Mike remembers the blue-collar influence of his grandpa and tells how he did follow the blueprint of his grandpa’s life when it came to learning a trade – it was just a different kind of trade.

ancestrymagazine.com

by Janet Bernice Jeys

January 4, 2010

It’s a safe bet that Mike Rowe’s résumé is longer than yours. As the host of the Discovery Channel’s Dirty Jobs, Mike has rolled up his sleeves to try out more than 200 different — and wonderfully distasteful — blue-collar trades. And it all started thanks to his Grandpa Knoble.

“My grandfather’s life was much harder than mine,” Mike says, “but he was richer and amazingly free. He had quiet moments of competence. The man never read instructions, [but] he could build an engine from the ground up.”

Grandpa could do everything Mike couldn’t do.

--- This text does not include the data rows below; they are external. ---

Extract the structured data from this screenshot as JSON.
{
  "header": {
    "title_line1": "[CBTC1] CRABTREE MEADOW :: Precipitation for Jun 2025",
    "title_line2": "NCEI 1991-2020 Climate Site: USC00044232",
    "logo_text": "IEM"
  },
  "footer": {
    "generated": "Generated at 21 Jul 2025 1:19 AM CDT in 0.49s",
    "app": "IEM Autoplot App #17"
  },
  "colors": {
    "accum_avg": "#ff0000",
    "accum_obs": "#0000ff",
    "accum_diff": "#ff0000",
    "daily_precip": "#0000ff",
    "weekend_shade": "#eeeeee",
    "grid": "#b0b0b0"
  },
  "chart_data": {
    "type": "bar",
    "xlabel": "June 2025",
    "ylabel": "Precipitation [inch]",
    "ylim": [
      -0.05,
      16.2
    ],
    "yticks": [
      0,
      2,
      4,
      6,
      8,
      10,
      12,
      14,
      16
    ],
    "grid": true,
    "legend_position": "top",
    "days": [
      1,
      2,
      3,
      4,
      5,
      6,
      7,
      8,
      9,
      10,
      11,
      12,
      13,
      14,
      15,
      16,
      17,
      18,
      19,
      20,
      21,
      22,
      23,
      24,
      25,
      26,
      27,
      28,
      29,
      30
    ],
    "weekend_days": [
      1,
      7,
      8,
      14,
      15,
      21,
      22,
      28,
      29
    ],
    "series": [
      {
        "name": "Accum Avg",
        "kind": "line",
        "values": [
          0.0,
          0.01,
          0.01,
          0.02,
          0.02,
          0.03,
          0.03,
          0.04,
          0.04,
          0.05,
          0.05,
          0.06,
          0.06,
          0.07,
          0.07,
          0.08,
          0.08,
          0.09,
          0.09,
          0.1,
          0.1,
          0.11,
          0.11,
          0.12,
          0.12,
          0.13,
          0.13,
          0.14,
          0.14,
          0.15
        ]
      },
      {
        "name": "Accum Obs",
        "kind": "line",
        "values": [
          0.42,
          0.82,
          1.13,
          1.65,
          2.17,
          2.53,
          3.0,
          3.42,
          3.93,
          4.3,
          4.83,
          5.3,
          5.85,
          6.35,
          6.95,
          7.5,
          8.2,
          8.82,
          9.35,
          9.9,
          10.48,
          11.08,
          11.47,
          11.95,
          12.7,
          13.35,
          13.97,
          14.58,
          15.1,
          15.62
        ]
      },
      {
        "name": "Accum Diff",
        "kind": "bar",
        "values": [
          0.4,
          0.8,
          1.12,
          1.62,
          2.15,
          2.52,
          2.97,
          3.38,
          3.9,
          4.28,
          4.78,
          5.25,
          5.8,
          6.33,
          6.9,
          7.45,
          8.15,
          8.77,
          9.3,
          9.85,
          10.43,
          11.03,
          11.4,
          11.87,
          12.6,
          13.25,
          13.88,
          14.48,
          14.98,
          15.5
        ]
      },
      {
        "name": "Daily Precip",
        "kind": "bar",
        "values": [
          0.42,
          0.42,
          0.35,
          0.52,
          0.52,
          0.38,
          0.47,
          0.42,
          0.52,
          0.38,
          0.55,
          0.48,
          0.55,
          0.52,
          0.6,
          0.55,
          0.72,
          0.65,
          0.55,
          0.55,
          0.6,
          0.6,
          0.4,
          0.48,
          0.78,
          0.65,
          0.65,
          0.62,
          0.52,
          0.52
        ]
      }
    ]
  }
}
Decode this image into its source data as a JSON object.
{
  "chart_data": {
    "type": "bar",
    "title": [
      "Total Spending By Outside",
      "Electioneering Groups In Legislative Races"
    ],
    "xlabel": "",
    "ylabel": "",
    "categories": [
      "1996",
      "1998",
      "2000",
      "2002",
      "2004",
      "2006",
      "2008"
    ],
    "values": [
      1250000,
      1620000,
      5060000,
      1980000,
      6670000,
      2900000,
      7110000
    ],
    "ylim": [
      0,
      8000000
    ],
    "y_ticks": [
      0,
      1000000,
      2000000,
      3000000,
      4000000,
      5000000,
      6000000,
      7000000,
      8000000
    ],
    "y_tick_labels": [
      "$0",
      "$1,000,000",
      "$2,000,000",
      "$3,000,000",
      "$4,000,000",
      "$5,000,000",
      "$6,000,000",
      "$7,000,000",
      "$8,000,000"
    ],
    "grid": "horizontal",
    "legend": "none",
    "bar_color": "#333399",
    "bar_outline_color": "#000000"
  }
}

With only an 8th-grade education, Mike’s grandfather became a master electrician and plumber. He’d leave early in the morning clean and come home filthy. Mike wanted to do the same. “But I wasn’t that guy,” he says. “The influence of my granddad blinded me to the fact that I didn’t get that gene.” Eventually, reality crept in and Mike understood that he wasn’t a fixer, wasn’t someone who could create things with his hands. “So I went in the opposite direction — entertainment.”

Mike did follow the blueprint of his grandfather’s life when it came to learning his own trade: he opted for hands-on experience. Mike bluffed his way into a slot with the Baltimore Opera. He learned the television business by landing a job with QVC. Then he was ready for the big time.

“I went to Hollywood totally influenced by the execution and work ethic of the blue-collar worker,” Mike says. “All I was able to ultimately imitate was the way in which they worked, but it was enough.”

Mike notes that today’s jobs don’t compare to the ones back in Grandpa Knoble’s day. Society, he says, has redefined a good job — there’s no dirt and no risk. But Mike still maintains that blue-collar workers have the best gigs. “They have ownership, a sense of completion. There’s a beginning, middle, and end,” Mike says. “You pull them out of the mix and it’s the Wonderful Life paradigm. What would we do without guys like garbage men?”